Applied Behavioural Analysis (ABA)

Position Statement

ABA is a behavioural treatment programme sometimes used with children with Autism to address social skills. Behaviours are taught through an intensive skill training system of rewards and consequences (sometimes called ‘discrete trials’). ABA can also be used with other types of developmental disorders.

ABA was first applied to Autism in America in 1987.
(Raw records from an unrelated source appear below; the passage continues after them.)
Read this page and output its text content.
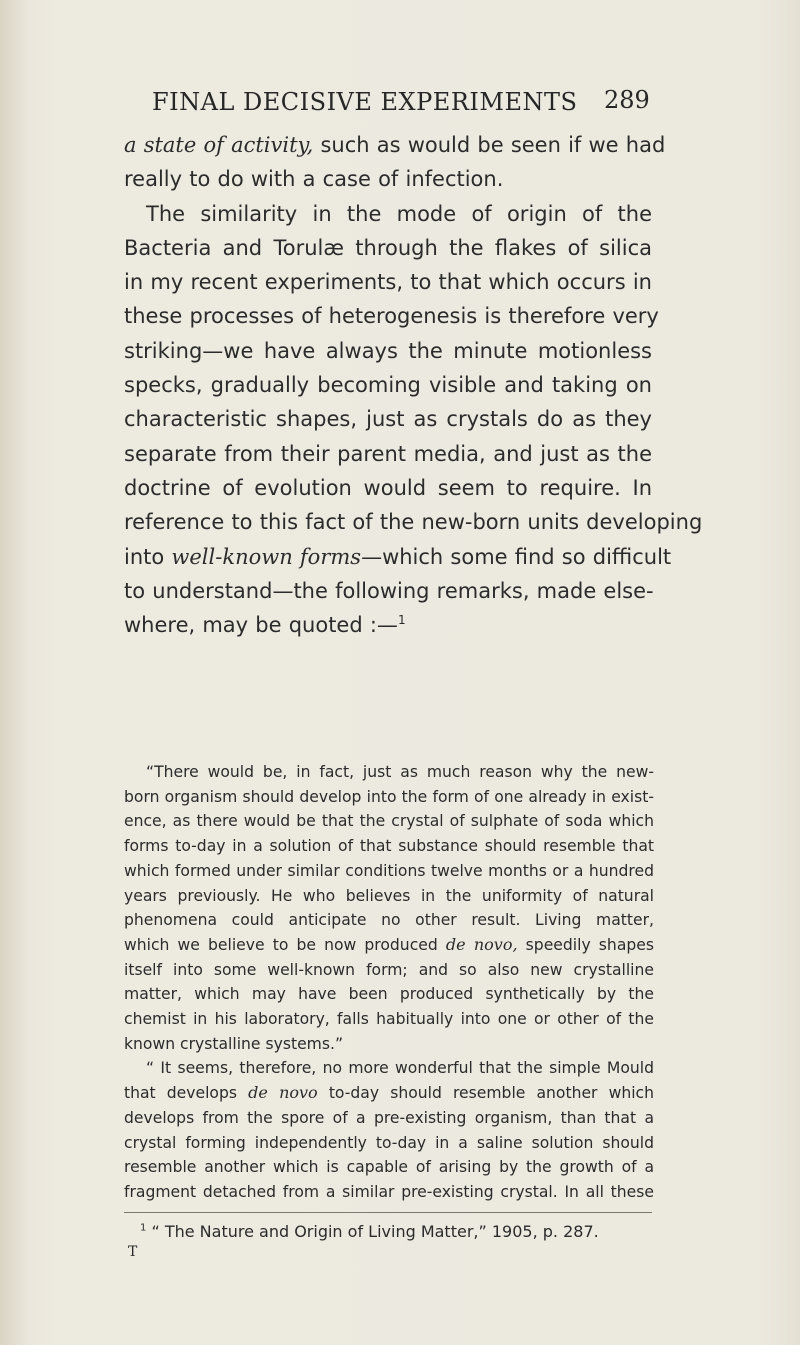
FINAL DECISIVE EXPERIMENTS 289
a state of activity, such as would be seen if we had
really to do with a case of infection.
The similarity in the mode of origin of the
Bacteria and Torulæ through the flakes of silica
in my recent experiments, to that which occurs in
these processes of heterogenesis is therefore very
striking—we have always the minute motionless
specks, gradually becoming visible and taking on
characteristic shapes, just as crystals do as they
separate from their parent media, and just as the
doctrine of evolution would seem to require. In
reference to this fact of the new-born units developing
into well-known forms—which some find so difficult
to understand—the following remarks, made else-
where, may be quoted :—$^1$
“There would be, in fact, just as much reason why the new-
born organism should develop into the form of one already in exist-
ence, as there would be that the crystal of sulphate of soda which
forms to-day in a solution of that substance should resemble that
which formed under similar conditions twelve months or a hundred
years previously. He who believes in the uniformity of natural
phenomena could anticipate no other result. Living matter,
which we believe to be now produced de novo, speedily shapes
itself into some well-known form; and so also new crystalline
matter, which may have been produced synthetically by the
chemist in his laboratory, falls habitually into one or other of the
known crystalline systems.”
“ It seems, therefore, no more wonderful that the simple Mould
that develops de novo to-day should resemble another which
develops from the spore of a pre-existing organism, than that a
crystal forming independently to-day in a saline solution should
resemble another which is capable of arising by the growth of a
fragment detached from a similar pre-existing crystal. In all these
$^1$ “ The Nature and Origin of Living Matter,” 1905, p. 287.
T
Some studies have shown that with many hours of ABA from trained therapists, children’s speech and ability can improve. However, progress varies according to the individual differences of each child, so that what works for one child may not necessarily work for another. Other determinants include the involvement of the family in helping the child. Most experts agree however that the earlier the ABA takes place in the child’s life the better. This usually means between the ages of 1 to 7 years.

The Council’s experience of stand-alone ABA programmes delivered over time is that:

  • The focus is on behaviour, and this can be to the detriment of development of understanding and cognition, natural curiosity and exploration.
  • The model is based on gaining compliance and assumptions of normative behaviour.
  • There is a propensity to produce ‘automatic / autopilot’ behaviour in children, as they are conditioned to behave in a certain way, and often cannot transfer or generalise skills learned to other situations.
  • The use of punishment to reduce or eliminate problem behaviour has been of concern. We have also seen punishments become internalised as rewards, e.g. time out.
  • ‘Reinforcements’ can also be inappropriately given (e.g. bombardment of praise).
  • Evidence suggests that ‘naturalised teaching’ can be more effective than ABA, particularly for improving language. (e.g. the use of language in a typical environment, to allow focus on functions such as requesting, labelling and responding in everyday situations).
  • The behaviours that are reinforced and deemed as functional, important or relevant may be chosen by the provider, so not needs led.
  • The intensity of programmes is of concern. A programme involves far longer hours per week (typically 40 hours) than most adults would be expected to work, or children be at school.
  • ABA clearly does not suit everybody.
  • It is a disproportionately expensive intervention, both in terms of financial cost and outcomes achieved.

On this basis, the Islington Partnership would not normally support ABA as a stand-alone approach.

Instead, we recommend and support practice that:

  • Takes a holistic and person-centred approach that incorporates an understanding of neuro-divergent sensibility, sensory perceptual differences, cognitive theory, and a social model of disability.
  • Builds understanding and communication between all involved.
  • Enables access to the community.
  • Is ethical in terms of approach and professional competency.
  • Is evidence-based.
  • Avoids the use of restraint and seclusion.
  • Builds on strengths and interests, rather than focusing on perceived weaknesses and absent skills.
  • Builds neuro-divergent perspectives into all intervention and interaction.
  • Builds on considerable local expertise, communities of practice and multi-disciplinary expertise.
  • Places the child / young person with Autism at the centre of considerations.